La decisión del Ejecutivo de suspender el esquema de retenciones móviles que regía desde marzo fue bien recibida por las patronales agropecuarias, aunque advirtieron que aún esperan respuestas a otras reclamaciones del sector.
La oposición también consideró que el Gobierno procedió correctamente tras el rechazo que recibió la medida, convertida en proyecto de ley en el Senado durante la madrugada del jueves, con el voto decisivo del vicepresidente del país, Julio Cobos.
El anuncio sobre la suspensión de la subida impositiva fue realizado por el jefe de Gabinete, Alberto Fernández, quien se limitó a leer el texto del decreto que lleva la firma de la jefa del Estado, Cristina Fernández.

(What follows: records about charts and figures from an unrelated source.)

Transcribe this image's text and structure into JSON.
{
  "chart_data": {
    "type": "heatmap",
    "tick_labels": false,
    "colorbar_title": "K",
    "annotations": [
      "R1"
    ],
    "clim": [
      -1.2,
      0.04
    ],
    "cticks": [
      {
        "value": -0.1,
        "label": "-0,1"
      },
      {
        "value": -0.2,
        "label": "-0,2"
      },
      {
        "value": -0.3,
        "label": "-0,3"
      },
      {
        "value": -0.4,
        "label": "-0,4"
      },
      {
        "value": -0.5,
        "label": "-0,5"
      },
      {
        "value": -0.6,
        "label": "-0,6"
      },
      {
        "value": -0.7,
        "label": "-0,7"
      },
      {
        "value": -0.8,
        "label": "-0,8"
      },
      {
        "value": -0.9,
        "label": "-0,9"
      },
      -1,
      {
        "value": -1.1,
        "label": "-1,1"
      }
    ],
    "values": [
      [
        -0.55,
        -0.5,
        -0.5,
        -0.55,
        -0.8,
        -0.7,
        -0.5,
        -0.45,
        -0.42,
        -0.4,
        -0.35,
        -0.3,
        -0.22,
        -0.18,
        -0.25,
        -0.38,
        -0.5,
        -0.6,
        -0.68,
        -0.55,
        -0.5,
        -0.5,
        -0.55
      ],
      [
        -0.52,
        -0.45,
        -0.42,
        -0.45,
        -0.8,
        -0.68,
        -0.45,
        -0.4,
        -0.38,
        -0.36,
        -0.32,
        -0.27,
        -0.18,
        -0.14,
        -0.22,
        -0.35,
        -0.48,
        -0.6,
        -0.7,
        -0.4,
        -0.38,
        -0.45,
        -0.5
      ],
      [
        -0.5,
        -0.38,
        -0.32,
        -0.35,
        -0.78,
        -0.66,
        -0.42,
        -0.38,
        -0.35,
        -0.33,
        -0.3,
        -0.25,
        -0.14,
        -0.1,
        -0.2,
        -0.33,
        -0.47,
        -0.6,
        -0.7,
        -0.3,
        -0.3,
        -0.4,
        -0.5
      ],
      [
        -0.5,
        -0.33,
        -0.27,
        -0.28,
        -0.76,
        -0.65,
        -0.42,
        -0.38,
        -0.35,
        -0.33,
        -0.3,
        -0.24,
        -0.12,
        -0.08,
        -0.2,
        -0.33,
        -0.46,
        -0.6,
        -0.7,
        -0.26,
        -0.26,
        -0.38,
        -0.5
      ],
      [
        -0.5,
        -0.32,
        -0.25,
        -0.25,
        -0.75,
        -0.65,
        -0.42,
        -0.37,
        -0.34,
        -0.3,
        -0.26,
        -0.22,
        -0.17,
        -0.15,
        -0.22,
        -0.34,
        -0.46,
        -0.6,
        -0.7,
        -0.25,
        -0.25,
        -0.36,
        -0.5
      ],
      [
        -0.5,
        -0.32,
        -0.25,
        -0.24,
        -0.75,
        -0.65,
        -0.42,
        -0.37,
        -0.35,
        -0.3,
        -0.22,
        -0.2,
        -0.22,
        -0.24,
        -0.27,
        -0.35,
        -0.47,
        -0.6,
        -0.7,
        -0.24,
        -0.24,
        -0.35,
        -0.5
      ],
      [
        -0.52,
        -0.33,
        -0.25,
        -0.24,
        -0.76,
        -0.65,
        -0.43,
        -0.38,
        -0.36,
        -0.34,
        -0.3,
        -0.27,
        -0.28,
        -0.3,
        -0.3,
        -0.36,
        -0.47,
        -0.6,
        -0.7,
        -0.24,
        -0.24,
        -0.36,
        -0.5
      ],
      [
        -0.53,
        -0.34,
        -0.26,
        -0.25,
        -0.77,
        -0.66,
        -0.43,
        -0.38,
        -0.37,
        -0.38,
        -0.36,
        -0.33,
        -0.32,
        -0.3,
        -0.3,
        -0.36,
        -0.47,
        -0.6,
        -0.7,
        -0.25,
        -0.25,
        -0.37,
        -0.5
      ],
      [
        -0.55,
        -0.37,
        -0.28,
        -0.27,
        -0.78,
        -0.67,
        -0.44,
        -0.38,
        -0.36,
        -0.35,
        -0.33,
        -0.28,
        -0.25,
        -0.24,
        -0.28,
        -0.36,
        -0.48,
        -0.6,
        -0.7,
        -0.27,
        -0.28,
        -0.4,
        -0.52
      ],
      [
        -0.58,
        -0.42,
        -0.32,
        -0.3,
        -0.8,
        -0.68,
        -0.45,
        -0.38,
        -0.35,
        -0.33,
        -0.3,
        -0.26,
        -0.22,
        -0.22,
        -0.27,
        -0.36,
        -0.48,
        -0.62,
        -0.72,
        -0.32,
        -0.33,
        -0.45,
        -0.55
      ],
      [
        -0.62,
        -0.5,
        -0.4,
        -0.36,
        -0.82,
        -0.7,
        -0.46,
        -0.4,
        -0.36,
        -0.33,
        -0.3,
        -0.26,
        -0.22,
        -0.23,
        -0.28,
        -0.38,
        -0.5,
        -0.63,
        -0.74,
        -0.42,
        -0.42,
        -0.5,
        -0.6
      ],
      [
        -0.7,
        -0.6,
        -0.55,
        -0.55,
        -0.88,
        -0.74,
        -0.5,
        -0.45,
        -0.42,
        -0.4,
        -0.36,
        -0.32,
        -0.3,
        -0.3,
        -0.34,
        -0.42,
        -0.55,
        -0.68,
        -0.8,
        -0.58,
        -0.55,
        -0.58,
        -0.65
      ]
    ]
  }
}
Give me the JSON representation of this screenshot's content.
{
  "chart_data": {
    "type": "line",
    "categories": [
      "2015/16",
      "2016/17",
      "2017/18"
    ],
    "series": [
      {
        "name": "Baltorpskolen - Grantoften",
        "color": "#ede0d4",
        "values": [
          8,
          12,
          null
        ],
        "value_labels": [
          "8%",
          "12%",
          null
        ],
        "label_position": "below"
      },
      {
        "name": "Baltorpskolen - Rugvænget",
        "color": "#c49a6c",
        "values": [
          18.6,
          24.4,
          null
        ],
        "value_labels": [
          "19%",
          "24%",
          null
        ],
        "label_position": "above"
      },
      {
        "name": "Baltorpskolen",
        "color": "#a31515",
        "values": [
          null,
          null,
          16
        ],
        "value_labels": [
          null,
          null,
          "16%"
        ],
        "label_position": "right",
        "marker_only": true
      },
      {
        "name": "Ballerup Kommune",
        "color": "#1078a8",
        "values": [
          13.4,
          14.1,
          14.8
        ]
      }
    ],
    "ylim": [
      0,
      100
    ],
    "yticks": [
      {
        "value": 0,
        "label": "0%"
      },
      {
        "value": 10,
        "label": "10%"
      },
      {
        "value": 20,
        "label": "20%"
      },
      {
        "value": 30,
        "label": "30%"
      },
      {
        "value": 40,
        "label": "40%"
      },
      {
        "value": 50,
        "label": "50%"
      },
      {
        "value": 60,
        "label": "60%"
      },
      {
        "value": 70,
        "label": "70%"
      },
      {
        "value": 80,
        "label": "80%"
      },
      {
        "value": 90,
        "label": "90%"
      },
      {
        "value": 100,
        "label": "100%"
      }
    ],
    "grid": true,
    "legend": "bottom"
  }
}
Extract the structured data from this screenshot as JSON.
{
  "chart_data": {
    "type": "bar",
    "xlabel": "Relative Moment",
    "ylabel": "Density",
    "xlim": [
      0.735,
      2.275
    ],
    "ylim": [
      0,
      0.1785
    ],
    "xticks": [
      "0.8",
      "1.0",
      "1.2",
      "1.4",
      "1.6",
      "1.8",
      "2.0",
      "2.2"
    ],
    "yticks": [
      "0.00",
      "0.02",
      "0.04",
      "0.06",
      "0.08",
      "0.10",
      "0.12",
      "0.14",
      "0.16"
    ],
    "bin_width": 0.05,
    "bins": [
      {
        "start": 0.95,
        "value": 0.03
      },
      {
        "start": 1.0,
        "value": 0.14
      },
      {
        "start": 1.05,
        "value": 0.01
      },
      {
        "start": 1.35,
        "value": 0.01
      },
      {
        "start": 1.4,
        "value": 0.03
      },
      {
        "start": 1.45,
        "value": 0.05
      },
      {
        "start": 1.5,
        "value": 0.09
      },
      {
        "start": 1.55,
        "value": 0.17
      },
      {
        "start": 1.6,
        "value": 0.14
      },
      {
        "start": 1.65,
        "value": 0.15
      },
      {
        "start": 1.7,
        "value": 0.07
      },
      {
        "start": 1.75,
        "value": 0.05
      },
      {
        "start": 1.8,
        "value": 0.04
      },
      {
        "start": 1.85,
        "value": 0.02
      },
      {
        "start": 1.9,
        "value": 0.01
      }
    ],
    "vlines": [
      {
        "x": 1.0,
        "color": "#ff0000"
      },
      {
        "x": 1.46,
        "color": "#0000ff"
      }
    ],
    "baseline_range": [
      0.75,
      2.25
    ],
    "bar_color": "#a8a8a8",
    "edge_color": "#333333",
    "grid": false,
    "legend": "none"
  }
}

La presidenta, quien recientemente se había jactado de no recurrir a los decretos en su gestión, que comenzó en diciembre pasado, utilizó nuevamente esta prerrogativa para dejar sin efecto el alza de los impuestos a la exportación de granos. Aquella resolución desencadenó una oleada de movilizaciones y protestas del sector agropecuario que han provocado pérdidas millonarias al país y un grave desgaste de la mandataria.
Nuevos impuestos
El nuevo decreto, que entrará en vigor tras su publicación en el Boletín Oficial del Estado el próximo lunes, establece que los niveles impositivos para las exportaciones de soja, trigo, maíz y girasol vuelvan a ser los establecidos en noviembre último.
En lugar del esquema progresivo de retenciones que regía desde marzo, para las exportaciones de soja volverá a aplicarse un impuesto fijo del 35%; del 28% para las del trigo; 25% para el maíz; y 23 por ciento para las de girasol.
El titular de la Sociedad Rural Argentina (SRA), Luciano Miguens, manifestó que la decisión del Ejecutivo termina con más de cuatro meses de conflicto.